When Stairs Told Your Story

Rea,
You know how we climb five flights of stairs every day to our apartment? By the time we reach our door, we’re usually a bit out of breath. But 200 years ago in Paris, those five flights would have told everyone exactly how much money your family had.
In old Paris, the higher you lived, the poorer you were. Rich families claimed the second floor - called the “premier étage” - with its high ceilings, ornate moldings, and easy access from the street. Each floor up meant less money, smaller rooms, and more daily stair climbing. The middle class lived on floors three and four. Working families climbed to the fifth floor. Servants squeezed into tiny rooms under the roof, climbing six or seven flights multiple times each day.
Your daily stair climb was literally a measure of your social status. The wealthy never had to get winded - that was for poor people.
These old buildings created a chaotic cityscape. Some stood three stories tall, others reached seven, built however their owners wanted. Streets were so narrow that people on top floors could lean out their windows and shake hands across the street. Without building codes, structures leaned dangerously, and upper floors stayed dark and airless even during the day.
In 1853, Baron Haussmann decided every building in Paris should look exactly the same. He mandated six-story buildings with limestone facades, wrought-iron balconies, and distinctive zinc roofs. Specific rules governed window sizes, balcony placement, and roof angles. Workers demolished over 12,000 old buildings and constructed new ones following his precise template.
The transformation created the uniform Paris streetscape you see outside our window today. Every building on our street follows Haussmann’s 170-year-old rules - same height, same materials, same architectural details. The beautiful consistency came from one person’s vision of how a city should look.
But it came at a cost. Thousands of families lost their homes with little compensation, pushed to Paris’s outer neighborhoods. The floor-based social hierarchy initially remained - rich families still avoided the climb to upper floors, even in the beautiful new buildings.
Today, Paris still enforces strict building codes based on Haussmann’s rules. Central Paris limits building heights to six or seven stories. New construction must use limestone facades and zinc roofs to match the historic aesthetic. Compare this to London, where modern glass towers rise next to medieval churches, or New York, where each generation builds in completely different styles.
Some argue these rules preserve Paris’s beauty and UNESCO World Heritage status.
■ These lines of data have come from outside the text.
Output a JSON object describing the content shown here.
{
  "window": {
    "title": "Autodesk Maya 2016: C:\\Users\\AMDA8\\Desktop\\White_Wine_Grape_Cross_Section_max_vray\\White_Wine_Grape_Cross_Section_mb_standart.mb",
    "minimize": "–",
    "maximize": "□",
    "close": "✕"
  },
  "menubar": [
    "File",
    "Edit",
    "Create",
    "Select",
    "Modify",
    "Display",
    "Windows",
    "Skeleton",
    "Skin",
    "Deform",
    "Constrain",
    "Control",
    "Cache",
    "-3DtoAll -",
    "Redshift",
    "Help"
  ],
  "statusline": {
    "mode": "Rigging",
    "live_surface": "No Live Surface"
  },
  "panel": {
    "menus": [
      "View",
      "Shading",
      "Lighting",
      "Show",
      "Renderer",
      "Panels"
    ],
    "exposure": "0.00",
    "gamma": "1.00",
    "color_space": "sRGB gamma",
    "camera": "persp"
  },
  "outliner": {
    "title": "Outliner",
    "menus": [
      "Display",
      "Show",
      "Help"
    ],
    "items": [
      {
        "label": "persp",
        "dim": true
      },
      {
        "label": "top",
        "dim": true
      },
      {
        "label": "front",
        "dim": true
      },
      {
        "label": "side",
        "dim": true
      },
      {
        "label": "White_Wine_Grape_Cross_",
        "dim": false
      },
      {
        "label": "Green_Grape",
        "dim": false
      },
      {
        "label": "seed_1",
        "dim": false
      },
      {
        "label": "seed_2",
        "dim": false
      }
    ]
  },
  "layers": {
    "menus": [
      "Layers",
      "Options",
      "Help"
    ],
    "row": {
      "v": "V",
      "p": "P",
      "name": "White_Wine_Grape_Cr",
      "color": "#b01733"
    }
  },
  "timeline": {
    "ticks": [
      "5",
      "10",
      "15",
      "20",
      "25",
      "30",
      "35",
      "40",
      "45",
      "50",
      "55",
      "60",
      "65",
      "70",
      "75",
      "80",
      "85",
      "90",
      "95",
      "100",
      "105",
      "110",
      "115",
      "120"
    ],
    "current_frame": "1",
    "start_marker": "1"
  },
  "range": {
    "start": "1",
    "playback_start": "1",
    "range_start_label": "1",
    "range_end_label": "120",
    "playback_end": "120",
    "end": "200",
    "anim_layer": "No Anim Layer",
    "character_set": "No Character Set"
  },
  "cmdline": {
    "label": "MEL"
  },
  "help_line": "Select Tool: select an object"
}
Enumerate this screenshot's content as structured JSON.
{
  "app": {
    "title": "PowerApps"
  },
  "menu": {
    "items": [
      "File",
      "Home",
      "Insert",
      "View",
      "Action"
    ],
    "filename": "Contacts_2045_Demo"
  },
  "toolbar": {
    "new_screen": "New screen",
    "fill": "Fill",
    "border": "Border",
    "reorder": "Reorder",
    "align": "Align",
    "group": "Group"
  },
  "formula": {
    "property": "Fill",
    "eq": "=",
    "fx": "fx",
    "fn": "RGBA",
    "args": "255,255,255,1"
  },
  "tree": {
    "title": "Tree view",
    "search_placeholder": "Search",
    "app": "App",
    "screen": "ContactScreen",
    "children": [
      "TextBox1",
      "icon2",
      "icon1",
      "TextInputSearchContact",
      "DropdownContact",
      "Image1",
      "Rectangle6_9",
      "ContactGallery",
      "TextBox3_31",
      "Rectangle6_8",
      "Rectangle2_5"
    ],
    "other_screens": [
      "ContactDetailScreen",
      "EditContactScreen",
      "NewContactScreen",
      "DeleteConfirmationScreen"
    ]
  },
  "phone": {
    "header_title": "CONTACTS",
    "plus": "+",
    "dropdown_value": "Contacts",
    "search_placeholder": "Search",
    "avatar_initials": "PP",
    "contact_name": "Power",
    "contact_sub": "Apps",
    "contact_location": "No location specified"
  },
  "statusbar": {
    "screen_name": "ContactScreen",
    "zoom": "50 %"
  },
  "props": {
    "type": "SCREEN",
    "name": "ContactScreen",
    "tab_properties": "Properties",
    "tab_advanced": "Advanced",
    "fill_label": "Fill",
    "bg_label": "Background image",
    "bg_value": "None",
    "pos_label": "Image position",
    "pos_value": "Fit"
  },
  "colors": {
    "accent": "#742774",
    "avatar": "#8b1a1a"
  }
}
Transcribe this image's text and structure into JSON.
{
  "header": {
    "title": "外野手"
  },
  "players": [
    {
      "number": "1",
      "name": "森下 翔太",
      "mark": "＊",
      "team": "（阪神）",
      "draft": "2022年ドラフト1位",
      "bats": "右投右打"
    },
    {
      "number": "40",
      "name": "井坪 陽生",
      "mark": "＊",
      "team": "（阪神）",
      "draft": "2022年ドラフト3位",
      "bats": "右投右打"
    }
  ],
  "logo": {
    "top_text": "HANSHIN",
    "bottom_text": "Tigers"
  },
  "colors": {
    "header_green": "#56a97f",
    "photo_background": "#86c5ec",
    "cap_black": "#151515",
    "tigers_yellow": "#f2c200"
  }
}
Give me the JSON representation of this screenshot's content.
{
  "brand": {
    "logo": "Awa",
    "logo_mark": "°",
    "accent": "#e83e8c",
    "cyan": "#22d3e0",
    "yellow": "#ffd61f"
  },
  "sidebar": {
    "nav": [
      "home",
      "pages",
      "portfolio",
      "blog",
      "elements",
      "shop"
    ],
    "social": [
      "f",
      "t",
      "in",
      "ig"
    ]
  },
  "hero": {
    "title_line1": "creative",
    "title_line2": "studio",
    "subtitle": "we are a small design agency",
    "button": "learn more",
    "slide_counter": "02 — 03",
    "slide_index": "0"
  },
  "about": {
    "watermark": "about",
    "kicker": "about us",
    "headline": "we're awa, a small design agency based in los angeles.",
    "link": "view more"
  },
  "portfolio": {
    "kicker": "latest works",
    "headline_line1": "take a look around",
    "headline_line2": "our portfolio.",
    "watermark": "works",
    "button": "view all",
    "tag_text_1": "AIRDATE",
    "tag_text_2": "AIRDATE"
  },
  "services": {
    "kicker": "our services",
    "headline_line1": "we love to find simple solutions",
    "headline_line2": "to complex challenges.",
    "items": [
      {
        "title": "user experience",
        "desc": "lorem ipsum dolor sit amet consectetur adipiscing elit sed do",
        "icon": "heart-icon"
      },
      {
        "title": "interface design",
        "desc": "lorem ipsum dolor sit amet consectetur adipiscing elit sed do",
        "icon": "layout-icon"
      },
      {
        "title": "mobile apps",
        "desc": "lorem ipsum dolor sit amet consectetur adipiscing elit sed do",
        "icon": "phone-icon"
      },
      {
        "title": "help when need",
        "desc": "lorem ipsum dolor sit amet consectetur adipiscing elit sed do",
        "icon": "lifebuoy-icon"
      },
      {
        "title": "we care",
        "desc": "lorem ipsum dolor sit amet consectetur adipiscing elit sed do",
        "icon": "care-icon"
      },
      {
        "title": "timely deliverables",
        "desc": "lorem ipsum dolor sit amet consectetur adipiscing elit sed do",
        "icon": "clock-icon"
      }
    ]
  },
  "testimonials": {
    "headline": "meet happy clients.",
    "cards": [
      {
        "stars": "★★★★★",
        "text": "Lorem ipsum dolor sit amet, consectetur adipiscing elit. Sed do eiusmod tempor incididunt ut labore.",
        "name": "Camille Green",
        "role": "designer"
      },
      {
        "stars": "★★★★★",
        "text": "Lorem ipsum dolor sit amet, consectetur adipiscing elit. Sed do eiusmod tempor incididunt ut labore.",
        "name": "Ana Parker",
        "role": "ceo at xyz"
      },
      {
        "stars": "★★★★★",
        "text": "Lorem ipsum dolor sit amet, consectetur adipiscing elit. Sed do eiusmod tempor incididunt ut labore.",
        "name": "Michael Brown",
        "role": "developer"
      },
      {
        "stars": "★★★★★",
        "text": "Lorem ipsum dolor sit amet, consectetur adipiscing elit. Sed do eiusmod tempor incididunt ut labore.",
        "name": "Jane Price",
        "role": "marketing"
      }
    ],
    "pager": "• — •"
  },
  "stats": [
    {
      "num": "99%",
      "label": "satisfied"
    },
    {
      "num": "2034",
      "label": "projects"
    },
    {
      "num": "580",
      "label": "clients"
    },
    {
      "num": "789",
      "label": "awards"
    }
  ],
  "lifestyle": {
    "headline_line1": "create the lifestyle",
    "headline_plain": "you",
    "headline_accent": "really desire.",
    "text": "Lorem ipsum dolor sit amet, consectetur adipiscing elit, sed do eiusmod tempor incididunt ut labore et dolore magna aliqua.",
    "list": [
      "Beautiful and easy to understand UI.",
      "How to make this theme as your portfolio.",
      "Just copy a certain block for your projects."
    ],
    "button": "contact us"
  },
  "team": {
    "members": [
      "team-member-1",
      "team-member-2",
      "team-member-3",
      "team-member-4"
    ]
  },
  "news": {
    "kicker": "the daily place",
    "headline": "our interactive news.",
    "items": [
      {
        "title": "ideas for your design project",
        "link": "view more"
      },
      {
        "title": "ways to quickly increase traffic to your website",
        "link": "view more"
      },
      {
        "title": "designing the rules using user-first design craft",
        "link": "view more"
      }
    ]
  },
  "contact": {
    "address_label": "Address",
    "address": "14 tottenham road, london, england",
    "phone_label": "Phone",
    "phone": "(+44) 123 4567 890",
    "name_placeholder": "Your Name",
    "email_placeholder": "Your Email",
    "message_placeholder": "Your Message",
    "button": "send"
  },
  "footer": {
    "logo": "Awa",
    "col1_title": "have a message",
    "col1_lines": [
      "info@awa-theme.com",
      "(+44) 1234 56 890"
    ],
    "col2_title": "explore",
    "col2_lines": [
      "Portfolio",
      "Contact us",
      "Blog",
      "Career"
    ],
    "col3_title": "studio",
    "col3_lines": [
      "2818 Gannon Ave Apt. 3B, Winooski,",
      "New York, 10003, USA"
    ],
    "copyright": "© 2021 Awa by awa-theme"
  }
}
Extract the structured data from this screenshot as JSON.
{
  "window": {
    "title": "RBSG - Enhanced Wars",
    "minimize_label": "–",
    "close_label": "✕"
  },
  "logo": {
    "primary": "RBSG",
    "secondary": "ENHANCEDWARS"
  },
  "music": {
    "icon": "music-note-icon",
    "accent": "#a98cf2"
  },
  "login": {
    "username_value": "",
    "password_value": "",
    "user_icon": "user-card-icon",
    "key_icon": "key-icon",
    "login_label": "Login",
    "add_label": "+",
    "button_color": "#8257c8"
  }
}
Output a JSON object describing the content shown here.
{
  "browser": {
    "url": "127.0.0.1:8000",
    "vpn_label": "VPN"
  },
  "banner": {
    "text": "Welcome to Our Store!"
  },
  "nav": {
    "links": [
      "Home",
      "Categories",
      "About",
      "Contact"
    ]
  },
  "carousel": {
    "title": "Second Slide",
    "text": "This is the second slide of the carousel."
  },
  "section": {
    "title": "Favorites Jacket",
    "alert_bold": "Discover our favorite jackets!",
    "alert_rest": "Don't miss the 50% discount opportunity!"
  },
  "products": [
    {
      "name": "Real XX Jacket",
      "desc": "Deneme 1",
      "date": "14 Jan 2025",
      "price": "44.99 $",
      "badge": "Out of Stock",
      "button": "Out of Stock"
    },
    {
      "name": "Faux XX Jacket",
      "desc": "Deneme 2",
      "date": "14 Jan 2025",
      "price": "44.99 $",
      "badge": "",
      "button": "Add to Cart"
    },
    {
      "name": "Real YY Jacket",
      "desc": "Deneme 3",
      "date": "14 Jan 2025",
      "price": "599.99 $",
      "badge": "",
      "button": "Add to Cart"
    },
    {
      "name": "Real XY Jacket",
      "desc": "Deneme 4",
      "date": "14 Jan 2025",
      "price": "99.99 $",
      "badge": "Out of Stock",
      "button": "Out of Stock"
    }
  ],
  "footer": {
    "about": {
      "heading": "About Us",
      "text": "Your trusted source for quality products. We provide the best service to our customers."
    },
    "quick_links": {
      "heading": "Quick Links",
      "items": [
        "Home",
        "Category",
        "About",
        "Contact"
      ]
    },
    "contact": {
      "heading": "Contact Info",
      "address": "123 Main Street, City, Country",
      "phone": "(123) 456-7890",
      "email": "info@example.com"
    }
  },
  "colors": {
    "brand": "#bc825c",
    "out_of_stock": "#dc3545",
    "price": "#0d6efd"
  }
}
Others say they stifle creativity and make housing expensive, forcing modern architects to work within 150-year-old design constraints.
As you look out our window at the uniform limestone buildings with their matching balconies and zinc roofs, you’re seeing the result of one man’s vision from 170 years ago. Every building follows rules he created. Is it better for a city to enforce how buildings should look to create beauty everyone can enjoy? Or should each generation be free to build in their own style, even if it means less harmony?